Вот и теперь она шла к сыну с твердым намерением высказать ему, наконец, не только все наболевшее, но и повидаться, не спеша поговорить, рассказать о Ксении, от встречи с которой она до сих пор не могла прийти в себя. Натолкнувшись на пустые стены, она окончательно расстроилась; душевный запал проходил вхолостую, и она уже собралась уходить. Бродить по брошенной квартире, где у нее в прошлом было так много счастья, которое, она знала, никогда не повторится, было невыносимо; все равно что взять и явиться на собственное кладбище полюбоваться просевшим холмиком земли на своей же могиле…

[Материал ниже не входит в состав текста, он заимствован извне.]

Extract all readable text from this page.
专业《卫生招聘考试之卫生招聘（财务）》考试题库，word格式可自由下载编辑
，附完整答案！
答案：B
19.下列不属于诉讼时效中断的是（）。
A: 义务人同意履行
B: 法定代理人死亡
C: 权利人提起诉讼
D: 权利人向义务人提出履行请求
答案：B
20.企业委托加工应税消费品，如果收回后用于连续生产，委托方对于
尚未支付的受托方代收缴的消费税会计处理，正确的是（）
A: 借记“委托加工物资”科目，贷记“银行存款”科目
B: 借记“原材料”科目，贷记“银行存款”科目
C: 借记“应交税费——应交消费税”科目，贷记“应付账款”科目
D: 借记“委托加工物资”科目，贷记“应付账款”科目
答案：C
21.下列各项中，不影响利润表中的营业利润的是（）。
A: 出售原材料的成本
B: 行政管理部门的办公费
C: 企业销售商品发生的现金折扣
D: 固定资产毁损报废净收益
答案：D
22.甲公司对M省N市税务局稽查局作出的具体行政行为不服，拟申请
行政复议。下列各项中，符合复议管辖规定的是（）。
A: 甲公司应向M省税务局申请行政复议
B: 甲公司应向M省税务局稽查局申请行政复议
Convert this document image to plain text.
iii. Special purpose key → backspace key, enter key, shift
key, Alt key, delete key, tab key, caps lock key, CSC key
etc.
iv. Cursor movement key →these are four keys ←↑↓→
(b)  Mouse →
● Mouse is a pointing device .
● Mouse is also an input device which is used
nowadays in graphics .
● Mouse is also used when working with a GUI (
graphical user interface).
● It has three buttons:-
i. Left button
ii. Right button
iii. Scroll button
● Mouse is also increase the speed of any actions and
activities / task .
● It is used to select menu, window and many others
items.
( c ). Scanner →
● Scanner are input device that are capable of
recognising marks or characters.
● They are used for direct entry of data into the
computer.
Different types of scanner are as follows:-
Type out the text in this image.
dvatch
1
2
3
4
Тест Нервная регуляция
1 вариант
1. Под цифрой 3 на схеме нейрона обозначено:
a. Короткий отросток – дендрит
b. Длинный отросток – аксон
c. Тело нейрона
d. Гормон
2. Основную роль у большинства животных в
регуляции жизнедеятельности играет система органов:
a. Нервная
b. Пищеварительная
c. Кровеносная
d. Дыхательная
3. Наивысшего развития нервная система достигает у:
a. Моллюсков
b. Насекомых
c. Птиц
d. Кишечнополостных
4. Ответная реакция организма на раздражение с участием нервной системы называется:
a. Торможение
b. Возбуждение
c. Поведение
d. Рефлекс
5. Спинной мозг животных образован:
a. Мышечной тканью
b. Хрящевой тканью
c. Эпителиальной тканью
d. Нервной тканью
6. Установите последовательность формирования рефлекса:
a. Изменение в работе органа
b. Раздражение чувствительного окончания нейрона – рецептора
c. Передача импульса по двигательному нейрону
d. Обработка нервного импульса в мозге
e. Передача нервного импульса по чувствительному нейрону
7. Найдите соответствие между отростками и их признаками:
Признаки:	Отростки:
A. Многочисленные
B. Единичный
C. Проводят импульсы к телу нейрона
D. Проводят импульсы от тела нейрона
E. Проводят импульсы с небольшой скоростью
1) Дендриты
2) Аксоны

Взглянув на крошечные золотые часики на запястье (подарок Брюханова к десятой годовщине их свадьбы – она привыкла к вещам, как к людям, и по возможности старалась не менять своих привязанностей), рассеянно расписавшись в прихожей на запыленном зеркале в старинной тяжелой раме черного дерева, которое они с таким восторгом, с таким ожиданием вечного счастья купили с Тихоном вскоре после ее разрыва с Хатунцевым и возвращения к мужу и дочери в Москву, Аленка решительно двинулась к выходу. Она не успела погасить свет; дверь бесшумно распахнулась, и Аленка увидела девушку лет двадцати, высокую, пышноволосую, с красивыми длинными ногами, подчеркнутыми короткой, выше колен, мини-юбкой, в бархатном черном жакете. Сын весело шагнул через порог с какими-то свертками, и с лица у него при виде матери неудержимо сползало радостное оживление. Все трое растерялись, затем Аленка заставила себя улыбнуться.
– Вот славно, дождалась, наконец. Уже хотела уходить… Здравствуйте, молодые люди, не хмурьтесь, я ненадолго.
– Моя мать, Елена Захаровна, но у нас все зовут ее Аленой Захаровной, познакомься, Оля, – сказал Петя. – А это просто Оля. Привет, мама. Как живешь?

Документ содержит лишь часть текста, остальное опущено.